Young climbers smile to the camera on a snowy summit.

At the summit of Breithorn East after climbing the Northeast Face. Photo: Francois Cazzanelli

 

Chasing dragons

The 800m mixed line involves difficulties up to R4 AI4 M7. They called it Alla Ricerca del Drago (“In Search of the Dragon”) as a tribute to Reinhold Messner, who used the dragon metaphor to represent the apparently impossible adventures that alpinists must always look for.

“We, in our own small way, sought that [impossible adventure] on this face and experienced something unique and authentic,” Cazzanelli wrote.

A climber on a mixed face.

On the new route up the NE face of Breithorn East. Photo: @demiangoaway

 

For the three friends (and cousins, in the case of Cazzanelli and Stradelli), the dragon lay hidden in the little-visited face of the arguably most popular mountain massif in the Alps: the Breithorn group. They spotted a line that went over mostly untrodden terrain and embraced the challenge in a “simple and honest way.”

No crux, neither easy

The three Italians, who work as guides in Italy’s Aosta Valley, started on the left-hand side of the Vanis Couloir.
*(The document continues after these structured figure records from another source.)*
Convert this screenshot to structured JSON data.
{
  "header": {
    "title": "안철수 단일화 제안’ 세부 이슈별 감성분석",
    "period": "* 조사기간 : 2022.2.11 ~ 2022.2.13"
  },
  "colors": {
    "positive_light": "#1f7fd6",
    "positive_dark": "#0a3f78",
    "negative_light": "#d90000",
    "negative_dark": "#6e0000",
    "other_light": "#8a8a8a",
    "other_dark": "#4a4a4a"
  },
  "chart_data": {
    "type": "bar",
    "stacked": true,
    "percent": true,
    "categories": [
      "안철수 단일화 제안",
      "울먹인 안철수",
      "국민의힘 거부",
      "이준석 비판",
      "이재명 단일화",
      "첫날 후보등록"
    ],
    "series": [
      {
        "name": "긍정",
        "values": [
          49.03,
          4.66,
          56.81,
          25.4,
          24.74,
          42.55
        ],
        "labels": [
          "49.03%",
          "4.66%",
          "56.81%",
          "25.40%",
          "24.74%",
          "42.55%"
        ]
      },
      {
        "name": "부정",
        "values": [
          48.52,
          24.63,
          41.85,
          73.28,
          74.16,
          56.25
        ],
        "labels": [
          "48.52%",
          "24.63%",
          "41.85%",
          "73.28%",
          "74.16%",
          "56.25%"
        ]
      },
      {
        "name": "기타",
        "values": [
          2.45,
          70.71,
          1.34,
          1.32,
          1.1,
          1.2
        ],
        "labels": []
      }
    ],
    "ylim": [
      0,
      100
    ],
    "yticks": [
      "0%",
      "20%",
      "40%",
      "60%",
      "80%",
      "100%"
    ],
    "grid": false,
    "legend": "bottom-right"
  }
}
They then followed the peak’s northeast spur until an obvious gendarme. From there, they entered unclimbed terrain.

Route topo on a photo of Breithorn East.

The new route’s details. Photo: Francois Cazzanelli/@demiangoaway

 

“The terrain is severe; each of the 14 pitches had its challenges. While there are no particularly difficult pitches, none of them are easy,” they noted.

Difficult route on easy massif

The Breithorn group offers the easiest 4,000’ers in the European Alps. Less experienced climbers, or even those who want to reach the 4,000m without alpine skills, can easily do it, thanks to a gondola that takes them from Zermatt to the top of Klein Matterhorn, or from the Theodule refuge on the border with Italy, accessible from Cervinia.

Map of Breithorn's massif

Map of the Breithorn area. Photo: Christian Pau’s blog

 

Nowadays, most stop at the western peak, which is the highest, but also the easiest and the closest. Some then proceed to the central peak.

Breithorn East, where the new route goes, rises farther away and features some exposed ridge sections up to Grade IV, which prompts most to turn back.